Of course, the two lookouts above deck were still knocked out asleep, which made Eva uneasy in case of a real emergency. She made a note to speak to the captain about it later, after she and Roman found a permanent source of nourishment for the trip, one that wouldn’t require the constant disposal of bodies. The last thing they needed was to be caught on a sinking ship with boards popping loose everywhere, the danger of having one such board splinter into a stake big enough to pierce a vampire’s heart by way of natural disaster.

Roman tied the rope around Paulo’s legs, knotting it in several places before forming a lasso around the barrel to secure it. Pulling it tight, he knotted it one more time and gave it a tug.

“I’ll throw the barrel over. You push the body over the side, love,” Roman instructed.

Eva nodded. A lump formed in her throat as she watched Roman effortlessly pick up the barrel and heave it over. Eva did as she had been instructed and pushed the body over after the barrel.
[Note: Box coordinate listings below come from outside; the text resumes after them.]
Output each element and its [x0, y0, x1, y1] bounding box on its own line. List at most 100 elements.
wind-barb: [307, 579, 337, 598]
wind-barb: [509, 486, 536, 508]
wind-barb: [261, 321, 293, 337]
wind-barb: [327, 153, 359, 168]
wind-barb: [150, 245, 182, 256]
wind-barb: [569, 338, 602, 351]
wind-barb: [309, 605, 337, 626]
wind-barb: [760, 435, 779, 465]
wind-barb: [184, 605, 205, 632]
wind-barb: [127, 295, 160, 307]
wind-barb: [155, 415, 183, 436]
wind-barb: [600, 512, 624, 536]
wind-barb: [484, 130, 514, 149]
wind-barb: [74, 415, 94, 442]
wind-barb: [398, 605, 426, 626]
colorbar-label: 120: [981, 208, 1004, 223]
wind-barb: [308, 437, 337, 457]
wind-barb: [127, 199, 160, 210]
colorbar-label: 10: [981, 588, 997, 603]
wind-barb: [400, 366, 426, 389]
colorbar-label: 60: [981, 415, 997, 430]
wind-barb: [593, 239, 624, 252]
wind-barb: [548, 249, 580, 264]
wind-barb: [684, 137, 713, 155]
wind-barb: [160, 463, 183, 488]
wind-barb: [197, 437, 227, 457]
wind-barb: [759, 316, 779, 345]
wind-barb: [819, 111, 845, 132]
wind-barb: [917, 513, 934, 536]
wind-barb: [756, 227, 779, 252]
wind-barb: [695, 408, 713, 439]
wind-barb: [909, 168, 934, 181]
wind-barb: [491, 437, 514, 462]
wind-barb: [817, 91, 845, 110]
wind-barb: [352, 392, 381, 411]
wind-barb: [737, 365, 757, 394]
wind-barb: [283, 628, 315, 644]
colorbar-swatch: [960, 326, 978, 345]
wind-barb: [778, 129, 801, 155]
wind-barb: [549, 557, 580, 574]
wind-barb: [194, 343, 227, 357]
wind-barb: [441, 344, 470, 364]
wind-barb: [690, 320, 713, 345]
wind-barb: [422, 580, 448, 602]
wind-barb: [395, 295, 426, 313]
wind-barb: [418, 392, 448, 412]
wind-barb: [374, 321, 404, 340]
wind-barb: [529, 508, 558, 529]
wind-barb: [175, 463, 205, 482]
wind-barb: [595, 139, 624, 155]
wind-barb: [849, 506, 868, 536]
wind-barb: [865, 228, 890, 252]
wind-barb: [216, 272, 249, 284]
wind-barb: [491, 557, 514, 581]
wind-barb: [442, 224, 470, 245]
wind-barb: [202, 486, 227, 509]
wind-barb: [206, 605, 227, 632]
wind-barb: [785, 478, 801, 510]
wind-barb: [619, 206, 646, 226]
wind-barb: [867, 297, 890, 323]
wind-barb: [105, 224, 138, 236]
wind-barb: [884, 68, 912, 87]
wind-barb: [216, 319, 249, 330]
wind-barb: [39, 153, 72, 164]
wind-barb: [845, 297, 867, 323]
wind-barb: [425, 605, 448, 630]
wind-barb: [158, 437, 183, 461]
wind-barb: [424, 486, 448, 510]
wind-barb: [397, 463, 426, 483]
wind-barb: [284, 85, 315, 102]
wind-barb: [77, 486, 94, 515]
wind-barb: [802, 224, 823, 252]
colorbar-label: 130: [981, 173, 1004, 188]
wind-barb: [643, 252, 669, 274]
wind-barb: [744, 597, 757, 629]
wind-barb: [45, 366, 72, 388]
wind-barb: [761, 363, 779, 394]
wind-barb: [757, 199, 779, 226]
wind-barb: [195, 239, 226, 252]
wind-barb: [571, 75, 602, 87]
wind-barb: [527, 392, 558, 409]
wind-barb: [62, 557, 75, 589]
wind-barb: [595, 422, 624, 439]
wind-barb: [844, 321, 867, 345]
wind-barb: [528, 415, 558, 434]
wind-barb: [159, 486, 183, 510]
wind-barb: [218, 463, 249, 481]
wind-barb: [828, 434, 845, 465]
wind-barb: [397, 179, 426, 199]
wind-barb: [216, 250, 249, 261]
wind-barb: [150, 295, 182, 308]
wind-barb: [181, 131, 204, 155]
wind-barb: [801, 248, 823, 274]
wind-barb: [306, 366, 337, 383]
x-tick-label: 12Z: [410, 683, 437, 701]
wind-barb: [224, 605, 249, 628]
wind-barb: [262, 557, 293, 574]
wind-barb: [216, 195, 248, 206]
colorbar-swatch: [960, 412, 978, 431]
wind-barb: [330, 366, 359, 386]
Roman wrapped an arm around her and they watched Paulo sink until his form was no longer visible in the dark waters.

“Messy business, dear one. I never thought I’d be disposing of bodies with you. Never you. I fought the Turks thinking of you. I never would have wanted you to see the things I saw,” Roman admitted.

Eva shook her head. “It’s no matter, Roman. It’s just the loss of a barrel of stones. Mortal lives do not last forever.”

Roman nodded in agreement, “Of course. Just a barrel of stones, then.”